EDIT: here's a good summary article of pre-WWW hypertext systems from the 80s https://fibery.io/blog/hypertext-tools-from-the-80s/

Exactly. To get the beginnings of real adoption, a technology has to do something better. A specific thing. Better enough that people switch.

The early web's competition was things like FTP, Gopher, and email-driven apps (e.g., Listservs, the Usenet Oracle). Plus paper-based stuff, like department phone books, mailing documents around, etc. It was hugely better than any of those for many common uses, so adoption was rapid.

Once you have a critical mass of users, then it can make sense to add other things in. But for that first audience, we can't be vague, selling some shining future that will happen eventually.

and much better, to justify switching costs.
Mosaic supported form fields, before Netscape even started. Eg, https://www.w3.org/People/Raggett/book4/ch02.html .

As I recall, one of the example CGI programs from NCSA presented a form to fill out a Papa John's order, which was then sent via the email-to-fax gateway.

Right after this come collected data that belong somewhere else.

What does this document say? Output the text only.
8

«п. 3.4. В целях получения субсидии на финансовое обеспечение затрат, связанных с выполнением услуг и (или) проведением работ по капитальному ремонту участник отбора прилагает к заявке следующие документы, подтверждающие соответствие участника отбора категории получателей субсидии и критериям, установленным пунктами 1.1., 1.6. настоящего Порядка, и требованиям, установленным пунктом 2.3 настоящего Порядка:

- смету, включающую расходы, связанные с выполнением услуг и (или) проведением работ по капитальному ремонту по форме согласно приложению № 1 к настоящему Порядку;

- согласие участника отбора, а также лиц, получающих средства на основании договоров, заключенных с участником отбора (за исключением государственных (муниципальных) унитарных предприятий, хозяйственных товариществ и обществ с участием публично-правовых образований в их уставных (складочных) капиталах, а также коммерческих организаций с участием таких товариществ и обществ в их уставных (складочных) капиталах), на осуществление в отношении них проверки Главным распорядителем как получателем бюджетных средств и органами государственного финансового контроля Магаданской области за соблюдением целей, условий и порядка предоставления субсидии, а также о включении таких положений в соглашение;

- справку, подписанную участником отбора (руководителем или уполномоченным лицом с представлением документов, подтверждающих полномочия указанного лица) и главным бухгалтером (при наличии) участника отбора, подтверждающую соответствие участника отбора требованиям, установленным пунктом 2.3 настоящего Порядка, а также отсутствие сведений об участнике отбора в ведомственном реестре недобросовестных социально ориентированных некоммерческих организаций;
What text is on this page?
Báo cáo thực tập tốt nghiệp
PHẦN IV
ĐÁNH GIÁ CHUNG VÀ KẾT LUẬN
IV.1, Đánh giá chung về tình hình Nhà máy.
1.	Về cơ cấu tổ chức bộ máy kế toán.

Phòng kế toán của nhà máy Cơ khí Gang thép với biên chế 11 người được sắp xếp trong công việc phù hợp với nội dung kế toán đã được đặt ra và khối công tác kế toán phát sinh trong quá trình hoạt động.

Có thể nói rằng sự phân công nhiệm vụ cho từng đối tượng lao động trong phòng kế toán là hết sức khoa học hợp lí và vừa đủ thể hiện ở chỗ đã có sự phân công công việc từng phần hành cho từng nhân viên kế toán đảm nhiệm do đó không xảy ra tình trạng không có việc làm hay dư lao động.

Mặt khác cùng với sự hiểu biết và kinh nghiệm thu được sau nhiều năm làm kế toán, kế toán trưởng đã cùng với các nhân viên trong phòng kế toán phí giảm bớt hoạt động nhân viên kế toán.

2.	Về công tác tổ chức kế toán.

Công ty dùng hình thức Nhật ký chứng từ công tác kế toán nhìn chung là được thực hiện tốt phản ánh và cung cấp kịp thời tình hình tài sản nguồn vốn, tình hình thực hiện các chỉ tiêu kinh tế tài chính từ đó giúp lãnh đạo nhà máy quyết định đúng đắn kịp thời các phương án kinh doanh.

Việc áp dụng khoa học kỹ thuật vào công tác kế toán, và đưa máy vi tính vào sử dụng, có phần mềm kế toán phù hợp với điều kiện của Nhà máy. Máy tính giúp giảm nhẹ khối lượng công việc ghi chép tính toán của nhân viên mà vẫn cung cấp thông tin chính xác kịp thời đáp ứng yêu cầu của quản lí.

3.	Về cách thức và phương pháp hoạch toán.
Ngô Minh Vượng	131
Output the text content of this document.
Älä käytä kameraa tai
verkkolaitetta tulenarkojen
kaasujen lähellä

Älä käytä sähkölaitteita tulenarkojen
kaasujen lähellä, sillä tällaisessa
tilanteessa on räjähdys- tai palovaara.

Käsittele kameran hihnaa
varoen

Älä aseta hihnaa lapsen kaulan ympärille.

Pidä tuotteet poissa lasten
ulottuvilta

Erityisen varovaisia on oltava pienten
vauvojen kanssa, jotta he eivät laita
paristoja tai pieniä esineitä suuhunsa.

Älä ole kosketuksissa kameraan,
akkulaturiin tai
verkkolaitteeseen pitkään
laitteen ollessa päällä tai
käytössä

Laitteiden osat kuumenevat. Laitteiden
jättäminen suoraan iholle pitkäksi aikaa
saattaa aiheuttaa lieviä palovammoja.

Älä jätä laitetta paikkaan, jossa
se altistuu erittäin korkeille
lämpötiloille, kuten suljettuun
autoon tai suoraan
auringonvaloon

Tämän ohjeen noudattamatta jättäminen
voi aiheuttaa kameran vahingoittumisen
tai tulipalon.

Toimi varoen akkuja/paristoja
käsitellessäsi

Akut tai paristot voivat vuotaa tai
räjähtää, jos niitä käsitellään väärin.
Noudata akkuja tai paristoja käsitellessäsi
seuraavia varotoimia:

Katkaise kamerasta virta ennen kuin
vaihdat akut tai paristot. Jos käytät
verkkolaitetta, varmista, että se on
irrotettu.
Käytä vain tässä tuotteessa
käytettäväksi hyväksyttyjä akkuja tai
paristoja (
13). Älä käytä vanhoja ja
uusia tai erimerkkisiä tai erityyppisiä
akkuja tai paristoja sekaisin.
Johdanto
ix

Which, now that I think of it, was indeed more "economic".

Cookies was definitely a Netscape thing, for profit making - a shopping cart for MCI.

I don't see how the first two paragraphs support your conclusion here
The first two paragraphs reiterate that the early web was very much a reflection of the hypertext transfer protocol and hypertext markup language in that it literally just handled text pages with links in them. and it did it pretty well. It wasn't designed to handle streaming video or client-side processing/page rendering via Javascript or any of the innumerable other elements added on to it later. It was designed to do one thing well.